As experiências tiraram partido deste efeito de enquadramento para testar a relação entre a atitude para com os manifestantes e para com a causa que defendem. Se o apoio do público a uma causa depende daquilo que se sente pelos manifestantes, então um enquadramento negativo – que leva a atitudes menos positivas para com os manifestantes – deve resultar em níveis menores de apoio às suas exigências.

Mas a conclusão não foi essa. Na verdade, as manipulações da experiência que reduziam o apoio aos manifestantes não tiveram impacto no apoio dado às exigências desses manifestantes.

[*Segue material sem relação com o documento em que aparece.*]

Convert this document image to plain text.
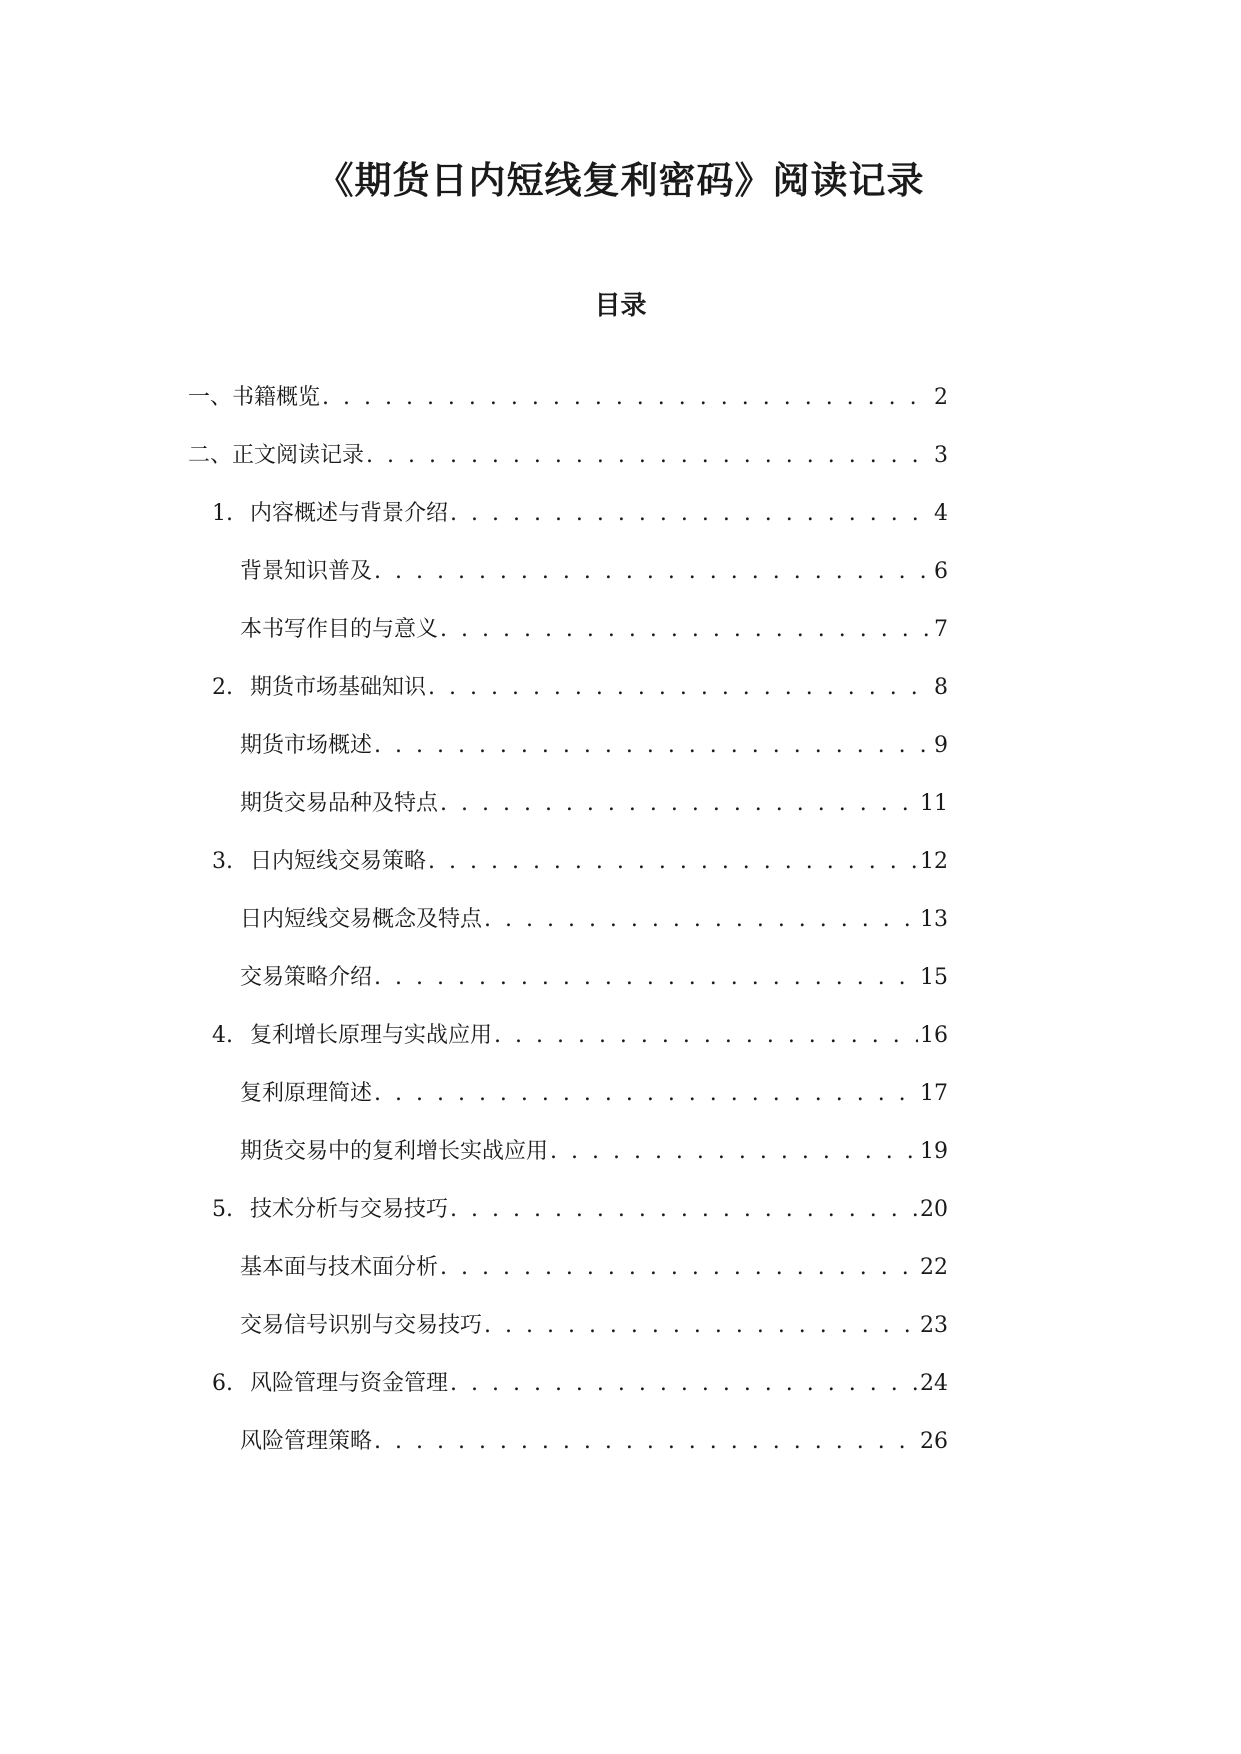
《期货日内短线复利密码》阅读记录
目录
一、书籍概览 . . .	2
二、正文阅读记录 . . .	3
1. 内容概述与背景介绍 . . .	4
背景知识普及 . . .	6
本书写作目的与意义 . . .	7
2. 期货市场基础知识 . . .	8
期货市场概述 . . .	9
期货交易品种及特点 . . .	11
3. 日内短线交易策略 . . .	12
日内短线交易概念及特点 . . .	13
交易策略介绍 . . .	15
4. 复利增长原理与实战应用 . . .	16
复利原理简述 . . .	17
期货交易中的复利增长实战应用 . . .	19
5. 技术分析与交易技巧 . . .	20
基本面与技术面分析 . . .	22
交易信号识别与交易技巧 . . .	23
6. 风险管理与资金管理 . . .	24
风险管理策略 . . .	26
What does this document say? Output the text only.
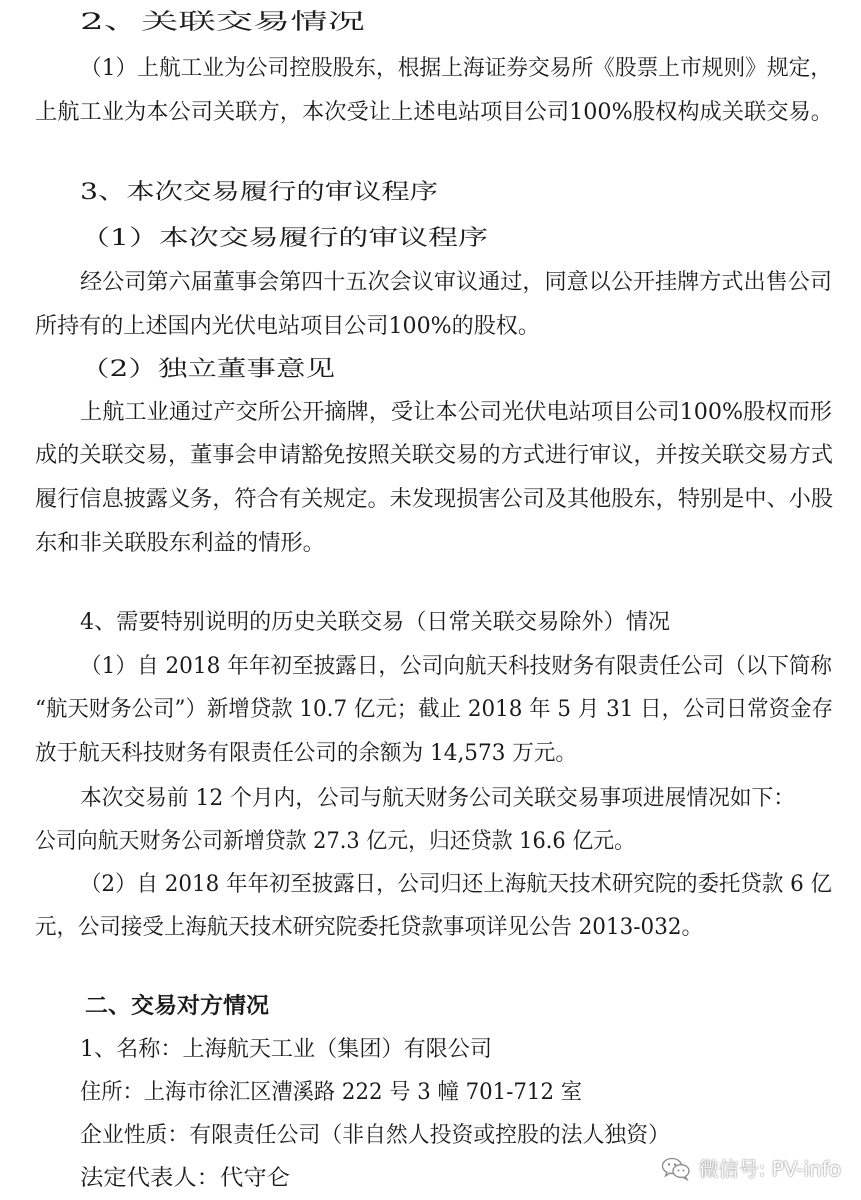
2、关联交易情况
（1）上航工业为公司控股股东，根据上海证券交易所《股票上市规则》规定，
上航工业为本公司关联方，本次受让上述电站项目公司100%股权构成关联交易。
3、本次交易履行的审议程序
（1）本次交易履行的审议程序
经公司第六届董事会第四十五次会议审议通过，同意以公开挂牌方式出售公司
所持有的上述国内光伏电站项目公司100%的股权。
（2）独立董事意见
上航工业通过产交所公开摘牌，受让本公司光伏电站项目公司100%股权而形
成的关联交易，董事会申请豁免按照关联交易的方式进行审议，并按关联交易方式
履行信息披露义务，符合有关规定。未发现损害公司及其他股东，特别是中、小股
东和非关联股东利益的情形。
4、需要特别说明的历史关联交易（日常关联交易除外）情况
（1）自 2018 年年初至披露日，公司向航天科技财务有限责任公司（以下简称
“航天财务公司”）新增贷款 10.7 亿元；截止 2018 年 5 月 31 日，公司日常资金存
放于航天科技财务有限责任公司的余额为 14,573 万元。
本次交易前 12 个月内，公司与航天财务公司关联交易事项进展情况如下：
公司向航天财务公司新增贷款 27.3 亿元，归还贷款 16.6 亿元。
（2）自 2018 年年初至披露日，公司归还上海航天技术研究院的委托贷款 6 亿
元，公司接受上海航天技术研究院委托贷款事项详见公告 2013-032。
二、交易对方情况
1、名称：上海航天工业（集团）有限公司
住所：上海市徐汇区漕溪路 222 号 3 幢 701-712 室
企业性质：有限责任公司（非自然人投资或控股的法人独资）
法定代表人：代守仑	微信号: PV-info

Estas conclusões repetiram-se numa série de vários tipos de manifestações não violentas, inclusive manifestações sobre justiça racial, direito ao aborto e alterações climáticas, e com participantes britânicos, americanos e polacos (este trabalho está a ser preparado para publicação). Quando os membros do público dizem “concordo com a causa, só não gosto dos vossos métodos”, devemos acreditar no que dizem.

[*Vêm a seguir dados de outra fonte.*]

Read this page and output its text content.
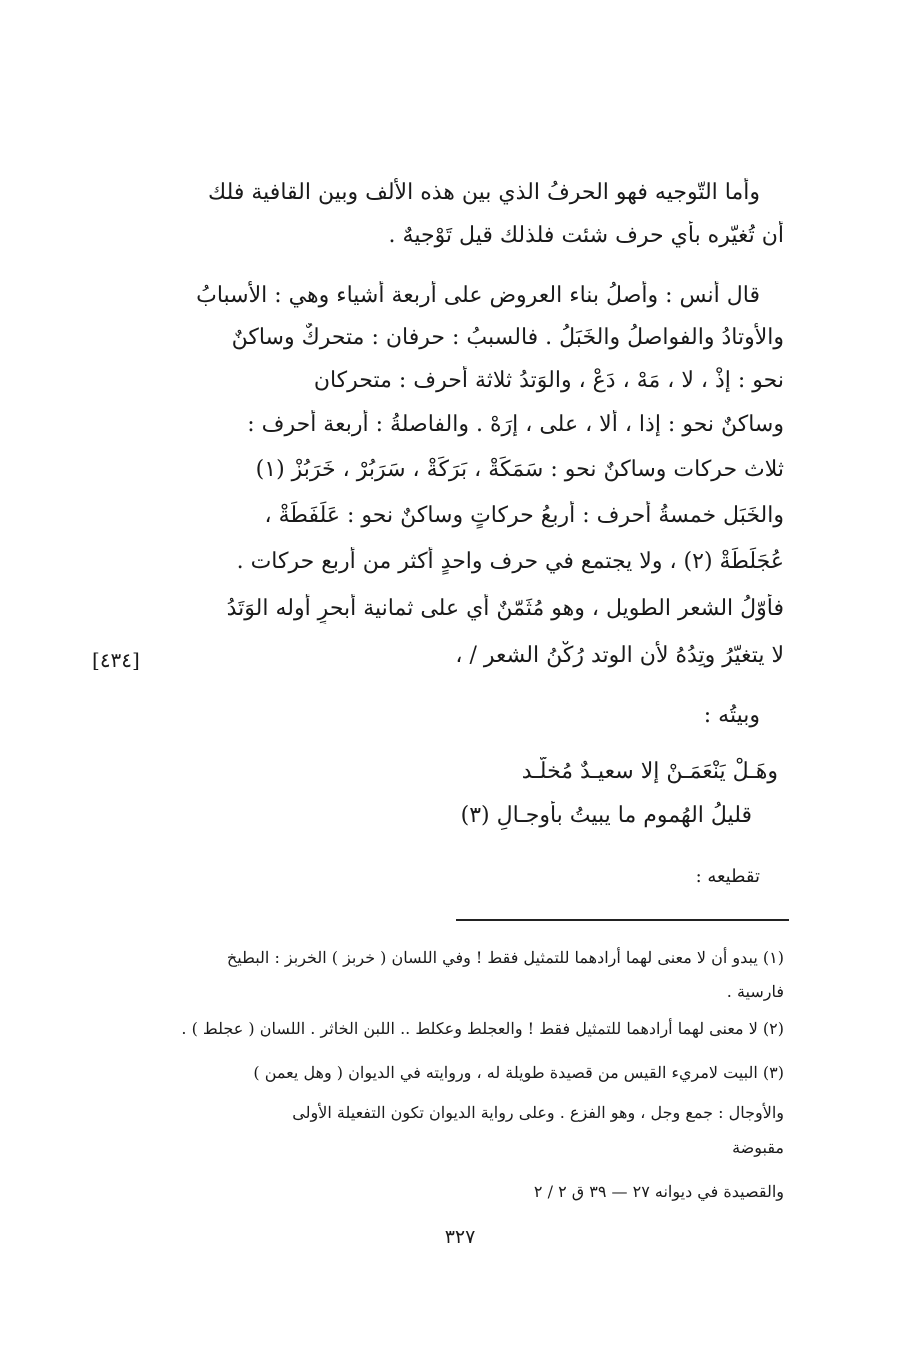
وأما التّوجيه فهو الحرفُ الذي بين هذه الألف وبين القافية فلك
أن تُغيّره بأي حرف شئت فلذلك قيل تَوْجيهٌ .
قال أنس : وأصلُ بناء العروض على أربعة أشياء وهي : الأسبابُ
والأوتادُ والفواصلُ والخَبَلُ . فالسببُ : حرفان : متحركٌ وساكنٌ
نحو : إذْ ، لا ، مَهْ ، دَعْ ، والوَتدُ ثلاثة أحرف : متحركان
وساكنٌ نحو : إذا ، ألا ، على ، إرَهْ . والفاصلةُ : أربعة أحرف :
ثلاث حركات وساكنٌ نحو : سَمَكَةْ ، بَرَكَةْ ، سَرَبُرْ ، خَرَبُزْ (١)
والخَبَل خمسةُ أحرف : أربعُ حركاتٍ وساكنٌ نحو : عَلَفَطَةْ ،
عُجَلَطَةْ (٢) ، ولا يجتمع في حرف واحدٍ أكثر من أربع حركات .
فأوّلُ الشعر الطويل ، وهو مُثَمّنٌ أي على ثمانية أبحرٍ أوله الوَتَدُ
لا يتغيّرُ وتِدُهُ لأن الوتد رُكْنُ الشعر / ،
[٤٣٤]
وبيتُه :
وهَـلْ يَنْعَمَـنْ إلا سعيـدٌ مُخلّـد
قليلُ الهُموم ما يبيتُ بأوجـالِ (٣)
تقطيعه :
(١) يبدو أن لا معنى لهما أرادهما للتمثيل فقط ! وفي اللسان ( خربز ) الخربز : البطيخ
فارسية .
(٢) لا معنى لهما أرادهما للتمثيل فقط ! والعجلط وعكلط .. اللبن الخاثر . اللسان ( عجلط ) .
(٣) البيت لامريء القيس من قصيدة طويلة له ، وروايته في الديوان ( وهل يعمن )
والأوجال : جمع وجل ، وهو الفزع . وعلى رواية الديوان تكون التفعيلة الأولى
مقبوضة
والقصيدة في ديوانه ٢٧ — ٣٩ ق ٢ / ٢
٣٢٧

Diminuir a medida em que o público se identifica connosco pode não ajudar a criar um movimento de massas. Mas as ações altamente publicitadas podem ser uma maneira bastante eficaz de aumentar o recrutamento, uma vez que muito poucas pessoas se tornam ativistas. A existência de um flanco radical também parece aumentar o apoio pelas fações mais moderadas de um movimento social, pois faz essas fações parecerem menos radicais.

O protesto pode definir a agenda

Outro motivo de preocupação pode ser que a maior parte da atenção conseguida com ações radicais não tenha que ver com a questão em si, focando-se antes naquilo que os manifestantes fizeram. Porém, mesmo que fosse verdade, a discussão pública abre espaço para o diálogo sobre a questão em si.

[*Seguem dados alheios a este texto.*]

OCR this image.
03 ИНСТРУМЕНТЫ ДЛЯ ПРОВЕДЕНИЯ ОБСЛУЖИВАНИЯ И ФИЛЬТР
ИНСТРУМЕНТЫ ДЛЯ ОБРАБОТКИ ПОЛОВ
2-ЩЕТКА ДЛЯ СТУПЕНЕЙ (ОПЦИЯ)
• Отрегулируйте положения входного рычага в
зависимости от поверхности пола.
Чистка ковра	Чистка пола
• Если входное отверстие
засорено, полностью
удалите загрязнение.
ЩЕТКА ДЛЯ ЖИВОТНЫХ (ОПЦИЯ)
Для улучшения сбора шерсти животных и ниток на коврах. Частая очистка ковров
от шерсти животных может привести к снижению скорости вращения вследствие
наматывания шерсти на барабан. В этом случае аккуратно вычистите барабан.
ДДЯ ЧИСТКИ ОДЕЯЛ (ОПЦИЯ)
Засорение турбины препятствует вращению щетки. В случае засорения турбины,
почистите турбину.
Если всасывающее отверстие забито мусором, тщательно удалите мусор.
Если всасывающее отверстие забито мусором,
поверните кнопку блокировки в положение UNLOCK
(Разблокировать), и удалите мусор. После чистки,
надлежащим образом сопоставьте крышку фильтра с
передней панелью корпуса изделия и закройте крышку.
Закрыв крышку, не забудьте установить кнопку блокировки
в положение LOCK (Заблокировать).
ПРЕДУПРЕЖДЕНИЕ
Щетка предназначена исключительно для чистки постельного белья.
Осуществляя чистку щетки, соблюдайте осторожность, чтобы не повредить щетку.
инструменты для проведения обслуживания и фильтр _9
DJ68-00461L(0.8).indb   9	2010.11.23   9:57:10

Os protestos têm um papel na inseminação da agenda. Não dizem necessariamente às pessoas o que pensar, mas influenciam aquilo em que pensam. No ano passado, os protestos Insulate Britain foram um bom exemplo. Nos meses após o início dos protestos, a 13 de setembro de 2021, o número de referências à palavra “isolamento” (não "Insulate") na imprensa escrita do Reino Unido duplicou.

Ativistas da Just Stop Oil colaram as mãos à moldura de “The Hay Wain” de John Constable e puseram uma imagem sobre a obra de arte

Algumas pessoas não investigam os pormenores de uma questão - não obstante, a atenção mediática pode promover a questão na mente delas. Uma sondagem YouGov divulgada no início de junho de 2019 mostrou que “o ambiente” era pela primeira vez uma das três questões mais importantes para o público.

Os autores da sondagem concluíram que “o pico súbito de preocupação foi sem dúvida potenciado pela publicidade levantada pela causa ambiental pelo Extinction Rebellion" (que tinha recentemente ocupado locais destacados no centro de Londres durante duas semanas). Há também indícios de que o isolamento das casas subiu na agenda política desde as manifestações Insulate Britain.

Os protestos dramáticos não vão desaparecer. Os protagonistas continuarão a ser o alvo de atenção mediática (maioritariamente) negativa, que vai levar a uma desaprovação pública generalizada. Mas quando analisamos o apoio público às exigências dos manifestantes, não há indícios fortes de que as manifestações não violentas sejam contraproducentes. As pessoas podem “matar o mensageiro”, mas de facto – pelo menos às vezes – ouvem a mensagem.